Earlier Ukrainian officials said that they “took its staff hostage.”

“This puts not only Ukrainian, but European security under threat,” said Alyona Shevtsova, a Ukrainian military official.

Chernobyl was the scene of the worst nuclear accident in history, when an explosion and fire in 1986 destroyed one of the plant’s reactors. The plant hasn’t produced electricity in more than two decades, and much of the equipment has been removed.

In Moscow, the Russian defence ministry said that “joint actions of Russian paratroopers and servicemen of the Ukrainian guards battalion will guarantee that nationalist formations and other terrorist organisations would not take advantage of the ongoing situation in the country to organise a nuclear provocation”.

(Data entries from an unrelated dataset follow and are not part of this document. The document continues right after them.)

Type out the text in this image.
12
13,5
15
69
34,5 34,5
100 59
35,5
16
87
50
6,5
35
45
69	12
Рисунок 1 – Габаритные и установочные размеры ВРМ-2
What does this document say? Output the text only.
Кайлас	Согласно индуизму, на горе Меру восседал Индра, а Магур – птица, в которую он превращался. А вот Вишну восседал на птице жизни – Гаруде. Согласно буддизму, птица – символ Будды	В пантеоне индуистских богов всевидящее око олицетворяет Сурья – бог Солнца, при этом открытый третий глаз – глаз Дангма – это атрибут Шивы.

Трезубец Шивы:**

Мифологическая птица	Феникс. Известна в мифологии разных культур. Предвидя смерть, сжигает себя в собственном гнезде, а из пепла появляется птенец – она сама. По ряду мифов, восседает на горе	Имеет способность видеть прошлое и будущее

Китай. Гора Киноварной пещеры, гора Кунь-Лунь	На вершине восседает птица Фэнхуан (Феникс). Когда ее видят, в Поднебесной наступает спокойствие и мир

In the Ukrainian capital, Kyiv, Mikhailo Podolyak, a spokesman for the Ukrainian presidential office, contradicted that claim. He said the Ukrainian government had received information that Russian saboteurs “planned to conduct a terrorist act at the Chernobyl plant to cause a powerful environmental catastrophe”.

“It is clear that Russia not only wants to depose the government and replaced it with some puppet executors,” said Mr. Podolyak. “It wants to cause maximum destruction in Ukraine, even of environmental nature.” The two countries also made opposing statements about the ongoing military action.